Summary of The American Retail Value Proposition
Crafting Unique Experiences at Compelling Prices
If you built it, will they come? Retailers hope so, but competition requires a unique “retail value proposition.”
“The consumer isn’t a moron; she is your wife,” David Ogilvy famously opined in his book Confessions of an Advertising Man. Although he was admonishing advertisers not to insult consumers’ intelligence while marketing to them, the same advice applies to the retail experience. As University of Alberta business professor Kyle B. Murray explains, retailers must offer a “retail value proposition” focused on three elements: “shopping environment, product selection and customer engagement strategy.” Murray packs in tons of information and insights into the factors that lead to retail success in today’s environment – even as e-commerce further complicates it. He warns that retailers must find, train and retain engaged employees. His overview will interest consumers intrigued by a behind-the-scenes look at what drives retail marketing tactics.
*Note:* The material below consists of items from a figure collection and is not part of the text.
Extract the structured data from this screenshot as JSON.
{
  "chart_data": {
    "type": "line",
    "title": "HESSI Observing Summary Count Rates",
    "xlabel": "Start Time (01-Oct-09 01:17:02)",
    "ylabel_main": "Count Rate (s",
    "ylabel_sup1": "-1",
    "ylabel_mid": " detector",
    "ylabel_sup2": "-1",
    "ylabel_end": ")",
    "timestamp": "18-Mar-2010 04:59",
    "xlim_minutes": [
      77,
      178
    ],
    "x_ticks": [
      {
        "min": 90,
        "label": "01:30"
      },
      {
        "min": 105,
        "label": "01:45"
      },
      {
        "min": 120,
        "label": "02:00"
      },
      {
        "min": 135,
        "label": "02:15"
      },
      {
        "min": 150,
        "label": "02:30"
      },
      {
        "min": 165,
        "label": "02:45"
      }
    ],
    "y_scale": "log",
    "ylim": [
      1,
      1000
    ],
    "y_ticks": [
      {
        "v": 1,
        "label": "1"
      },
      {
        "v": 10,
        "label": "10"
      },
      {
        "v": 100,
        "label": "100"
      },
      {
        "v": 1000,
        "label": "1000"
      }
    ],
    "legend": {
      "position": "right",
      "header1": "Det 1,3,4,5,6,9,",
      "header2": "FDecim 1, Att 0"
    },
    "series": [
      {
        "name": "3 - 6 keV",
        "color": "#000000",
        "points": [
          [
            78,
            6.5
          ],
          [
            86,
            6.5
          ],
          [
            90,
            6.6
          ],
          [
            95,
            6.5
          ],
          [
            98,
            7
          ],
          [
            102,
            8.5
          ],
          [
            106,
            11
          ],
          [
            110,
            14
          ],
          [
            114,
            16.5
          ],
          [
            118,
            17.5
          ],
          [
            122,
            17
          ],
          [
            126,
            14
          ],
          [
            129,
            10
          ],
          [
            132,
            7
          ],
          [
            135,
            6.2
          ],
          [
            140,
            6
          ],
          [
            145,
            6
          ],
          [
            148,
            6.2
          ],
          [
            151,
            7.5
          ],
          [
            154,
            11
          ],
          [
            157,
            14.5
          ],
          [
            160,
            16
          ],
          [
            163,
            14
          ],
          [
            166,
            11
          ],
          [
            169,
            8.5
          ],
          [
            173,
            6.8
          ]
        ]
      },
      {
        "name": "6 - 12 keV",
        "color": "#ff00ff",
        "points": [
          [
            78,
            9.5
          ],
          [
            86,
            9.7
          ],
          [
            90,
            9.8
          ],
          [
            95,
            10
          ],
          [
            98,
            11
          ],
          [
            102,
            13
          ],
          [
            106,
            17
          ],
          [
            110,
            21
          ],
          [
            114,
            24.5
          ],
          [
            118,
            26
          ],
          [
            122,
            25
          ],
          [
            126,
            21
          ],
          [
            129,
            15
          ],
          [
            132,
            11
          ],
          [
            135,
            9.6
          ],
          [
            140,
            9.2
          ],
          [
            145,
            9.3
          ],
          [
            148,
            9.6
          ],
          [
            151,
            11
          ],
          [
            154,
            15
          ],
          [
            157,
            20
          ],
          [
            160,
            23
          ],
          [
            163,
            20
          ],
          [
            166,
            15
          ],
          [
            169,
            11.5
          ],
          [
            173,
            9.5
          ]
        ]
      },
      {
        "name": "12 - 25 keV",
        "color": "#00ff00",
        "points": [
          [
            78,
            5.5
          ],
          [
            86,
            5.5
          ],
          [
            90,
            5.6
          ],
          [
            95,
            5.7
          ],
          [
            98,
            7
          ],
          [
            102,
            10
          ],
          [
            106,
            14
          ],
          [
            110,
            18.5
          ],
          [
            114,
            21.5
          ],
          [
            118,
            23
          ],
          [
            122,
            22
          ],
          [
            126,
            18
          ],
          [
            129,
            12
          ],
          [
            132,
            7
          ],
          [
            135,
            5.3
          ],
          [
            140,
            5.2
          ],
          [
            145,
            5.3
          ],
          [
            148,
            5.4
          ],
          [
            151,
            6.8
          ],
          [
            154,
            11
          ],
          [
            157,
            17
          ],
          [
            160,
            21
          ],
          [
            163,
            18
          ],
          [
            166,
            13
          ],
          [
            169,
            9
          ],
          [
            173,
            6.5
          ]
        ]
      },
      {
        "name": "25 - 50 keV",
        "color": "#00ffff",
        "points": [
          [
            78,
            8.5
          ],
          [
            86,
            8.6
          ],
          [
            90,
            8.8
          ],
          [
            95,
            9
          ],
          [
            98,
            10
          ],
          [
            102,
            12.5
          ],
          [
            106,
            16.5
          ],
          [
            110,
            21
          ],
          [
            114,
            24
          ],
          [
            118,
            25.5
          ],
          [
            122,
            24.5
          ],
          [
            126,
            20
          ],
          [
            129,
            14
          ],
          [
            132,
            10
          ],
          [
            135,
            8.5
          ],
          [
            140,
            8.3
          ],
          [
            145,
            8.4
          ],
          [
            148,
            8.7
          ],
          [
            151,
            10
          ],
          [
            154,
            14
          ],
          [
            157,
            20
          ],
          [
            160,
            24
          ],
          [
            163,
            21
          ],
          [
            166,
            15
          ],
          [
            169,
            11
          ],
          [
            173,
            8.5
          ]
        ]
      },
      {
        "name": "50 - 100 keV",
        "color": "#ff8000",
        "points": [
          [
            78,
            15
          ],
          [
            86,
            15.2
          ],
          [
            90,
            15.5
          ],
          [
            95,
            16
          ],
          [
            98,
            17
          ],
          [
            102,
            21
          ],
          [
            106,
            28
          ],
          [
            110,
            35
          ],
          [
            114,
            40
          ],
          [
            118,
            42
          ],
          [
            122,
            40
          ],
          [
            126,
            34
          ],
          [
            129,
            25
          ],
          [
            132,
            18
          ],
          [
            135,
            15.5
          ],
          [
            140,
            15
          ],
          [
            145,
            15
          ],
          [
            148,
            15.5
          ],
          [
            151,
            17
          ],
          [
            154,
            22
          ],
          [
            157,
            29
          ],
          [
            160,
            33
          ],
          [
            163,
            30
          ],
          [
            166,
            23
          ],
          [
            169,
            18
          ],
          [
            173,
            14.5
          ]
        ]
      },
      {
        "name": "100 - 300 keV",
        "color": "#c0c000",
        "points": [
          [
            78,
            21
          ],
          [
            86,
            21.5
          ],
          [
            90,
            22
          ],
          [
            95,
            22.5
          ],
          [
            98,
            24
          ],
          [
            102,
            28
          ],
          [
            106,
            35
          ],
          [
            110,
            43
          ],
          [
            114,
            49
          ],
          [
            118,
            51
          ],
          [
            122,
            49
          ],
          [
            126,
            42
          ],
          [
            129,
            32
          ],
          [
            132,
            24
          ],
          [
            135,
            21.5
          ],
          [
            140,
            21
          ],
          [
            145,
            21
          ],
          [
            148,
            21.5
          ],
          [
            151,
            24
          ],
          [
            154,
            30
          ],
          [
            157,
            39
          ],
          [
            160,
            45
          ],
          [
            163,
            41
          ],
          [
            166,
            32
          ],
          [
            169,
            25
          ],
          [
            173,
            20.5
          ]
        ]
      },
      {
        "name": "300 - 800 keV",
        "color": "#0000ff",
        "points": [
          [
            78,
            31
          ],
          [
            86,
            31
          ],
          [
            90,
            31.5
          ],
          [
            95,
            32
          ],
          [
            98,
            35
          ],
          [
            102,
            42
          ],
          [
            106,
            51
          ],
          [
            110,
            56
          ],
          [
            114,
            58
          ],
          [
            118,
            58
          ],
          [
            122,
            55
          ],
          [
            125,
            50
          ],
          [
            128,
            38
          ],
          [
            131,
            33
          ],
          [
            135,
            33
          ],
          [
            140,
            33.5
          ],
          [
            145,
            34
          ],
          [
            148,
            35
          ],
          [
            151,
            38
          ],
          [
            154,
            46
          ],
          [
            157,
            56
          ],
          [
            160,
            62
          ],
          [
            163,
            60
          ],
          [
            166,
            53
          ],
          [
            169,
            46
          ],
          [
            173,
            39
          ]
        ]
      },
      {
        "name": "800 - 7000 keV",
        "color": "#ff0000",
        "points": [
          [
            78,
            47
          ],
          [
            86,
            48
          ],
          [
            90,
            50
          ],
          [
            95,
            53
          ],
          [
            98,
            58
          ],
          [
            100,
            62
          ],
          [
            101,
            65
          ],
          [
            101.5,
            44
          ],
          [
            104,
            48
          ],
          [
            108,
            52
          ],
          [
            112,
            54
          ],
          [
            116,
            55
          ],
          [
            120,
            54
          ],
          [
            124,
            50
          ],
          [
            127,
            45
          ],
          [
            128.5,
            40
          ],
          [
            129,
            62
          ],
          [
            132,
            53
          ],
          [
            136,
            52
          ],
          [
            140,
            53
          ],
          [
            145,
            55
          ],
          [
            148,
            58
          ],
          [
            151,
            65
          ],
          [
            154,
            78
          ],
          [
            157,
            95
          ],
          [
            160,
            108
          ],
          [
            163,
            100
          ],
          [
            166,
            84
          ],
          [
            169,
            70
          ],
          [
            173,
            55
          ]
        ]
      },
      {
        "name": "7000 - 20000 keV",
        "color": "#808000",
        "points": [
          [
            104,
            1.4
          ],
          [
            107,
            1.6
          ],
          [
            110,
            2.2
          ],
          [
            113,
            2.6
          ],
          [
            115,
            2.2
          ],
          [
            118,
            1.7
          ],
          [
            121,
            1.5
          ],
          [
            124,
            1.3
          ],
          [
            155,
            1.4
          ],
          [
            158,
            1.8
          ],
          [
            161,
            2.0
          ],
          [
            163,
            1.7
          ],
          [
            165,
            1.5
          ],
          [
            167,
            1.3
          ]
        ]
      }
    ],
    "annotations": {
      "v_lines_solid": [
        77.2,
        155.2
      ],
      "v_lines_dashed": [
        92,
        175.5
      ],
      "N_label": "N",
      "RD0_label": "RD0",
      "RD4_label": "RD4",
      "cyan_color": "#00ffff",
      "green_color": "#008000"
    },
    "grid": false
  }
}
And getAbstract finds that his informative retail strategies will appeal to marketing managers, retail executives, store buyers and suppliers, market researchers and investors interested in retail stocks.
In this summary, you will learn
- Why offering a “retail value proposition” generates more profit than competing on price alone,
- What factors contribute to retailing success and
- How “omnichannel retailing” removes the barriers between “physical and electronic shopping.”
About the Author
Kyle B. Murray, a marketing professor at the University of Alberta’s Alberta School of Business and director of its School of Retailing. He “fell in love with retailing” when working in his father’s drugstore in Northern Alberta.